What is the toughest challenge survivors face?
I can’t speak for others but my own is the ongoing journey to ‘acceptance’. What I mean by that is ‘acceptance’ of the changes which occur after a brain tumour and in my case breast cancer, epilepsy and limited mobility is an ongoing process. I had never understood that before. I thought once I had reached acceptance that would be it. But it isn’t. I imagine it is the same with any ongoing health condition.
For example, I have accepted that my mobility has been considerably affected by the tumour and surgery. BUT day to day I still get frustrated if I come up against something new which I can no longer do. One of my life dreams was to visit Antartica, however, when I started to seriously explore the possibility of doing this, I came up against so many hurdles and brick walls I eventually gave up.

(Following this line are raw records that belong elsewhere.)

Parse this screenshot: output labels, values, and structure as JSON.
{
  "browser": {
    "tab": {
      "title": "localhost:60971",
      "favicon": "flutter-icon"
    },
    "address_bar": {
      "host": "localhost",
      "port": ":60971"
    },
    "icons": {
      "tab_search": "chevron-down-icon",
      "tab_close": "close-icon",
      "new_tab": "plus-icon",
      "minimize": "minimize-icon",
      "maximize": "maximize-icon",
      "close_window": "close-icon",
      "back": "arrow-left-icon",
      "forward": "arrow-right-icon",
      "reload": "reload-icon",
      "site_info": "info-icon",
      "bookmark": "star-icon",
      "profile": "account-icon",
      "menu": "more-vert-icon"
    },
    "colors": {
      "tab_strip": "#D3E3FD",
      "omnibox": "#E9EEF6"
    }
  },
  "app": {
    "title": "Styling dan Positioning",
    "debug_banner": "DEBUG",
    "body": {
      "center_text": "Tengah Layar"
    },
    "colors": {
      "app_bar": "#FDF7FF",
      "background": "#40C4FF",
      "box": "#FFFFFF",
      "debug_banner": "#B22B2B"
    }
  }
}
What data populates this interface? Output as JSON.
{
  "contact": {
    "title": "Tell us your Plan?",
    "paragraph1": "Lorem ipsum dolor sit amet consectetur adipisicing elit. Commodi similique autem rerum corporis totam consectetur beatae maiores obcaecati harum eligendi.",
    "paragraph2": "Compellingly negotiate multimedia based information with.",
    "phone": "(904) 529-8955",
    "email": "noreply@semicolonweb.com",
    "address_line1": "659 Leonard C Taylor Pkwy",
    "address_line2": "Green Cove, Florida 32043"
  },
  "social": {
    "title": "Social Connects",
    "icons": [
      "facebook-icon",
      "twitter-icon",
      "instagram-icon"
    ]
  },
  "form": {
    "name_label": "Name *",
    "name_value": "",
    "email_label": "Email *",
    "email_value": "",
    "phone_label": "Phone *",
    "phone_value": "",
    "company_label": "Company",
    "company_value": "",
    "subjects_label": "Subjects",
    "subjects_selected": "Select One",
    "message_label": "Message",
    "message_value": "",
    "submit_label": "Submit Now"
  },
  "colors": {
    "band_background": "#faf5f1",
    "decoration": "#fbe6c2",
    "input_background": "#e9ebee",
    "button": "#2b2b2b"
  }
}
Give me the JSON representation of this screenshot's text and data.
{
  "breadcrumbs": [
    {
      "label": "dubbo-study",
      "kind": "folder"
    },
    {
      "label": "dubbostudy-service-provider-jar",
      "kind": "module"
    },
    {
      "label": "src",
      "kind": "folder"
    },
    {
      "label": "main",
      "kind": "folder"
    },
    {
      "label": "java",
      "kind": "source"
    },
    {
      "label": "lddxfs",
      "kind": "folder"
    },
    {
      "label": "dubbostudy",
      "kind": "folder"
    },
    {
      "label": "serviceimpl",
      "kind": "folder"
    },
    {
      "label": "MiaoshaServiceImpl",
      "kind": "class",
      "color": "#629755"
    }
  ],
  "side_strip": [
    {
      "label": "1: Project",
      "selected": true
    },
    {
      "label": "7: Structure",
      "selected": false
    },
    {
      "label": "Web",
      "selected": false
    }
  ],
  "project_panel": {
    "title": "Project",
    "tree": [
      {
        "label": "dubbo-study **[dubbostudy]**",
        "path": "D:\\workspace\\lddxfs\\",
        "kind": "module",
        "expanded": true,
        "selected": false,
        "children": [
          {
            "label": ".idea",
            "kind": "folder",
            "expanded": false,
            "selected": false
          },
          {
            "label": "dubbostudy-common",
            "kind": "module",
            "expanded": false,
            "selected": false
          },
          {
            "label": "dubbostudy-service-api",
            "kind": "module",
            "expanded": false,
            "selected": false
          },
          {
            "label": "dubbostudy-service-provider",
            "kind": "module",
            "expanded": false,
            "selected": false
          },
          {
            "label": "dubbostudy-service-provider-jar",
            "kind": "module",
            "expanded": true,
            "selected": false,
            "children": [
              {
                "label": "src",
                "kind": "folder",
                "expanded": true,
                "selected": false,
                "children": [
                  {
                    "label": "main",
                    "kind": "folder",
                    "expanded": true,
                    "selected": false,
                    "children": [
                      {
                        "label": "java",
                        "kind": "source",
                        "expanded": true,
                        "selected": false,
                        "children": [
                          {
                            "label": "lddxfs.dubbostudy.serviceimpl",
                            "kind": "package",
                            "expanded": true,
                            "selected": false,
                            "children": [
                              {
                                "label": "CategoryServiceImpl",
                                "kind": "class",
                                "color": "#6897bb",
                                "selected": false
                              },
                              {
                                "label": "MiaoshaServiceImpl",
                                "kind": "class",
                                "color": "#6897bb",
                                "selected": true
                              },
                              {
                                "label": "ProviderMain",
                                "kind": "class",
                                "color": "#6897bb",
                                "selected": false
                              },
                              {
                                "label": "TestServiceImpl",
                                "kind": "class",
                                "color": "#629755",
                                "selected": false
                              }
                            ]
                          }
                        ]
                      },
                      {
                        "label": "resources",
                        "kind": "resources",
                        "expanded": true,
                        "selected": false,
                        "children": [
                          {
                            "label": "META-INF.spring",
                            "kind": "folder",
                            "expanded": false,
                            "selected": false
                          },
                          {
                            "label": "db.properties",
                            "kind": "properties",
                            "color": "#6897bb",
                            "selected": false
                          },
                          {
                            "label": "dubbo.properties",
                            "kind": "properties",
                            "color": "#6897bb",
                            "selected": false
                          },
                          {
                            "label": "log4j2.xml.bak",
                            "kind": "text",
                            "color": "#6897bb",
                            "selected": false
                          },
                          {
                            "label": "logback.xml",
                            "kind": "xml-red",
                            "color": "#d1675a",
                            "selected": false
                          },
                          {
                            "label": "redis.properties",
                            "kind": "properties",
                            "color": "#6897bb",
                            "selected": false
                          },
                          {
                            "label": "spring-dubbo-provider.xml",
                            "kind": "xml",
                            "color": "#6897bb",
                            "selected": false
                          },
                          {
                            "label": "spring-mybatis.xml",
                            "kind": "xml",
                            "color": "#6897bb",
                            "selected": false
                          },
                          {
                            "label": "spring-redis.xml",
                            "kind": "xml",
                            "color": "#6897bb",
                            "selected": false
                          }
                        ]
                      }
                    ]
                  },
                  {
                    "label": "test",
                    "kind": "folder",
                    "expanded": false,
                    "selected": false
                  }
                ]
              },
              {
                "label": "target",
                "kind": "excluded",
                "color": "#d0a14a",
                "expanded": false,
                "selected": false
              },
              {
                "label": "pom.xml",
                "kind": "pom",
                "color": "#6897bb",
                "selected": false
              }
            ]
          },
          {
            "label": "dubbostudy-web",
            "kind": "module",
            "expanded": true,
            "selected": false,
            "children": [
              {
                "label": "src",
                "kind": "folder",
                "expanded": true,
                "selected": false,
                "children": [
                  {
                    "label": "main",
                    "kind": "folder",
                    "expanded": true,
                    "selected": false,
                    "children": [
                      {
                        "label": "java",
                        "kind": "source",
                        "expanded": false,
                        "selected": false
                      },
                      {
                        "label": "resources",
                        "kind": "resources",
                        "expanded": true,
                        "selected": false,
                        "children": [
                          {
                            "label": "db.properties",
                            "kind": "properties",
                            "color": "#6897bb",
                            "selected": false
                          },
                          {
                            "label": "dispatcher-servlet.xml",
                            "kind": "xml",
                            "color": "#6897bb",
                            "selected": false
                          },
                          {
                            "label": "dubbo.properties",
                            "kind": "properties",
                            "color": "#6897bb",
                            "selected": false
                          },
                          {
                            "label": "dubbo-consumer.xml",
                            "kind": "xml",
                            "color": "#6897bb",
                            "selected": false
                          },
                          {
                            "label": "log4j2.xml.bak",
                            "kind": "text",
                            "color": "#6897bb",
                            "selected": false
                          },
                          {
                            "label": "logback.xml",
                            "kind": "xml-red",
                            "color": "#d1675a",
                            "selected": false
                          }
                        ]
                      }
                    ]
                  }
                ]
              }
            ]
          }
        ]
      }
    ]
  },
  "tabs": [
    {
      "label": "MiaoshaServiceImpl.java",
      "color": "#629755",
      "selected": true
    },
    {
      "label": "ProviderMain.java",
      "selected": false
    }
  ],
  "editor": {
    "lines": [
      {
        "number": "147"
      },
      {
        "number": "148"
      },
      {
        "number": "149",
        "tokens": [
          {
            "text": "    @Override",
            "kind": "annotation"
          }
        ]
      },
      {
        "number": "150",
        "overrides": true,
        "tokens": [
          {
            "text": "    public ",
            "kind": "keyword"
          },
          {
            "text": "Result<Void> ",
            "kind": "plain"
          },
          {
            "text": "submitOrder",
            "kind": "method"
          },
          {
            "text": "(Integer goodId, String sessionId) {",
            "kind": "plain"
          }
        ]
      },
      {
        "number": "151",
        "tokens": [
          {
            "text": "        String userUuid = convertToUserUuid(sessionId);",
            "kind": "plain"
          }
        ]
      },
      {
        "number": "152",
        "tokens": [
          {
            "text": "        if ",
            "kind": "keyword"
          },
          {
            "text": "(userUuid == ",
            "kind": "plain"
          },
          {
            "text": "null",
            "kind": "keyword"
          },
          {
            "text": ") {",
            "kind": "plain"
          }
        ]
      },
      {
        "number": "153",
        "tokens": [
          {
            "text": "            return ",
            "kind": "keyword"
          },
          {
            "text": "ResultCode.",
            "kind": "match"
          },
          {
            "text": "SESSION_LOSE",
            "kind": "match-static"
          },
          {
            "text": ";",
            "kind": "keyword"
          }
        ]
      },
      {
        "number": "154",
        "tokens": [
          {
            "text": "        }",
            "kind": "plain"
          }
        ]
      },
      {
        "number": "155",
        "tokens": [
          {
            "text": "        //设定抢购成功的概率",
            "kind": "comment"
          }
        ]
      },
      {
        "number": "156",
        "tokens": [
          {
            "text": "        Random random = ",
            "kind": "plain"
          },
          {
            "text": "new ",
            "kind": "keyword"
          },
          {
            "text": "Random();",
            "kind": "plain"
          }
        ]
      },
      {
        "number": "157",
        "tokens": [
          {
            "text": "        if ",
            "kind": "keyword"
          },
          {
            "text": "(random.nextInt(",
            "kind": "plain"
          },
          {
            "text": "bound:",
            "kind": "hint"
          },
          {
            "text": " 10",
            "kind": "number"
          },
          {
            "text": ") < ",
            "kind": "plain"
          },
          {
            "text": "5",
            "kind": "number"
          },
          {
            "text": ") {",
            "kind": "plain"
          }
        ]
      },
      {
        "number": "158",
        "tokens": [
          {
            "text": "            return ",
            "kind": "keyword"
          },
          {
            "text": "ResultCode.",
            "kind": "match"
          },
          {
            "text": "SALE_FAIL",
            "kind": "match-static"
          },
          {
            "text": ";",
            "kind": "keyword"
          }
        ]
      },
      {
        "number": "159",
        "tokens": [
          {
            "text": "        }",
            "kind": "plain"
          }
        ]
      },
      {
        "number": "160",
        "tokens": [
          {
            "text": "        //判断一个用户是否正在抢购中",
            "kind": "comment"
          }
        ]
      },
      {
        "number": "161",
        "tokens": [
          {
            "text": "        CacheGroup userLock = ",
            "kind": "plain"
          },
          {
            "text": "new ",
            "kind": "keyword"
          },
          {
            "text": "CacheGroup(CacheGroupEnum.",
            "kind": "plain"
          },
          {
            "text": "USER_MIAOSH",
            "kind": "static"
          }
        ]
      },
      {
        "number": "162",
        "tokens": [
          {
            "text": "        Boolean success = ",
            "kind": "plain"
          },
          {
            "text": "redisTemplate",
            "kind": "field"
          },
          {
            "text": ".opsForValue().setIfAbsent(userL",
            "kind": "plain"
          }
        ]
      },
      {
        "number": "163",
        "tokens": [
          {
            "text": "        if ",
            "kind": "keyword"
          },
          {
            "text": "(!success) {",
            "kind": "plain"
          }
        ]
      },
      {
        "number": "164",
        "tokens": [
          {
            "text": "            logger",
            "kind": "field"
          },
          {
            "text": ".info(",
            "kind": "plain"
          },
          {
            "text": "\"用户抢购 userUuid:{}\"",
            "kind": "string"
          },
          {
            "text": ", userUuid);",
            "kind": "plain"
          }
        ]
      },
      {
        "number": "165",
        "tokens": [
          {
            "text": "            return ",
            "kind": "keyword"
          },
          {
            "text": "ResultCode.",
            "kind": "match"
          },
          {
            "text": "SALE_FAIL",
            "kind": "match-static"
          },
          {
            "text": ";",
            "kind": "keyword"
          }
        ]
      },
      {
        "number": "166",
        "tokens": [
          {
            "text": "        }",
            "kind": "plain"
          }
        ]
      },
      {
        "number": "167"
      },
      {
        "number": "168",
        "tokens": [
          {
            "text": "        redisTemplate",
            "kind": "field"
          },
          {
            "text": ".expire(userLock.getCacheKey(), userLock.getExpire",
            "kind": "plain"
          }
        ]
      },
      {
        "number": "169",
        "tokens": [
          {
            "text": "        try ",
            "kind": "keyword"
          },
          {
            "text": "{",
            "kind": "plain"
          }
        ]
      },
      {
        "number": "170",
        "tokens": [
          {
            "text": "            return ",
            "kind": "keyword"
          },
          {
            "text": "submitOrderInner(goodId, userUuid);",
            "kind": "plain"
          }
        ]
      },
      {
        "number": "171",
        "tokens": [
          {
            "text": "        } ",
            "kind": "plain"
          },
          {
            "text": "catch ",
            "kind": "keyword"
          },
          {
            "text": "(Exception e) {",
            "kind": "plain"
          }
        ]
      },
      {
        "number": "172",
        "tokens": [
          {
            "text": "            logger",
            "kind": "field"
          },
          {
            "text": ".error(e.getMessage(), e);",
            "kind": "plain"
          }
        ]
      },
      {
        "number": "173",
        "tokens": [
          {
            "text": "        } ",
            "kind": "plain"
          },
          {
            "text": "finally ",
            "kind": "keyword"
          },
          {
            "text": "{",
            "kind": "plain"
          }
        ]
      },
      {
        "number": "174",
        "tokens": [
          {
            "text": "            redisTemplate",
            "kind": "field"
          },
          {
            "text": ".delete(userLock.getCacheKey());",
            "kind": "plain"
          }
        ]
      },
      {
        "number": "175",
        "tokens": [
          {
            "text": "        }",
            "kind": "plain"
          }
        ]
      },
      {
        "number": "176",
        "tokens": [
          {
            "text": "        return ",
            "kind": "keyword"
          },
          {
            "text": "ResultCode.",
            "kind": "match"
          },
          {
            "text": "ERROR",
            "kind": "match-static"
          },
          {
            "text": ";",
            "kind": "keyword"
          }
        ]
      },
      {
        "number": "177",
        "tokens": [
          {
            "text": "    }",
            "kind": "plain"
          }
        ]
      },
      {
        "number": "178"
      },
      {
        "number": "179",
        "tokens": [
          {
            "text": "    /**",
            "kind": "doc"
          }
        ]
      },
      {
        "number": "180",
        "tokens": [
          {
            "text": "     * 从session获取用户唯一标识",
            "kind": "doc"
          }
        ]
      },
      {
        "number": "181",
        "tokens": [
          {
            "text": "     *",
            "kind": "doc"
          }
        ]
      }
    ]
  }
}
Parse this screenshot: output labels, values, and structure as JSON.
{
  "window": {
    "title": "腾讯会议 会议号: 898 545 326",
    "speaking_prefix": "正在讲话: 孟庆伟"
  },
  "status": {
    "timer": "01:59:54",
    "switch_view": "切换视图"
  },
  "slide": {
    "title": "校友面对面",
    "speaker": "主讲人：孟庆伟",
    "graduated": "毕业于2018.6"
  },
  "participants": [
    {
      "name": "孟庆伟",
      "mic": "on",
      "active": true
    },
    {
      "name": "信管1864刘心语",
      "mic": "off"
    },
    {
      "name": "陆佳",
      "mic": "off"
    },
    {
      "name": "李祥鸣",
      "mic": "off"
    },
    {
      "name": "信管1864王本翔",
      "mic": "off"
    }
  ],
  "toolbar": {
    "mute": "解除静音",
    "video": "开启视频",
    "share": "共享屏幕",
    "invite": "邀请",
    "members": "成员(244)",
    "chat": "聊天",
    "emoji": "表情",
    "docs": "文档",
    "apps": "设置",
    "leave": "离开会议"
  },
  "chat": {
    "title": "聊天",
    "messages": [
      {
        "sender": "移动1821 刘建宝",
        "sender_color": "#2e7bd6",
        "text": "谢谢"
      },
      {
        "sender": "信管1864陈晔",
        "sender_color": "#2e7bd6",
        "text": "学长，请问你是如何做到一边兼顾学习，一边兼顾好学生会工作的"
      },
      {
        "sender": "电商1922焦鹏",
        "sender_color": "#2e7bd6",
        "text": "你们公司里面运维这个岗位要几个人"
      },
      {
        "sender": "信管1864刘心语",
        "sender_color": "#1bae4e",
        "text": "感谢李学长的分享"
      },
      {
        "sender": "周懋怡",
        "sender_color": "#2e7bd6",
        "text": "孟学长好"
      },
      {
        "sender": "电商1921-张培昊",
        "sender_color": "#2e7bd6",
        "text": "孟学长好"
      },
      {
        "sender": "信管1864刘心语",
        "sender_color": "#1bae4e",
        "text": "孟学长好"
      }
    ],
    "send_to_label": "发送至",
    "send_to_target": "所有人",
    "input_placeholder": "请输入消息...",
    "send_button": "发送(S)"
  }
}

It has taken me a year to accept that yet again my mobility and epilepsy are stopping me from achieving another dream.
Any advice for people or loved ones that get this daunting diagnosis?
Claire, you have the knack of asking tricky questions! I guess I have a few points I think are worth sharing:
- Take it day by day, sometimes the best you can achieve is to get through the next hour
- Be kind to yourself
- If you want, information only use reputable sources such as NHS or large charities.
- Approach a support group – it took me two years before I was signposted to any support and it was the best thing that happened in my recovery
- Accept counselling if you are struggling, I don’t know how I would have coped without it!
- Don’t be afraid to ask for help, people want to do something so tell them what they can do such as prepare you a meal, take you out, give you a lift to hospital etc.
- Sometimes change can bring good things, you just have to look out for it.
- Live life in the moment, try not to spend too much time looking backwards or forwards to the future, learn to enjoy each moment.
- Understand that acceptance of your situation is an ever-evolving entity.
- Never, Ever Give Up.
Tell us something about yourself that people probably didn’t know?
When I was in my 20s I made a list of the things I wanted to do before I was 50. I then worked through them and am so thankful I had the foresight to do that then, as I was 45 when my brain was discovered. My ticked off list included:
- Do a freefall parachute jump
- Learn to play the piano
- Join a rambling group and walk every week
- Climb mountains
- See the Grand Canyon and walk to the bottom
- Take up ballroom dancing
- Have afternoon tea at the Ritz hotel in London
- Study for a Degree….
Dawn is a true fighter. It can be hard to believe after one diagnosis like a brain tumour means there are no other battles ahead. It is unusual for this to happen but, Dawn shows that people can get through any battle with support and loved ones by your side. We must never take life for granted and we must step out of our comfort zone and get on the train that direct to the life we want.
Why not write your own list of ‘To Do Lists’ and start ticking off the boxes like Dawn has been done?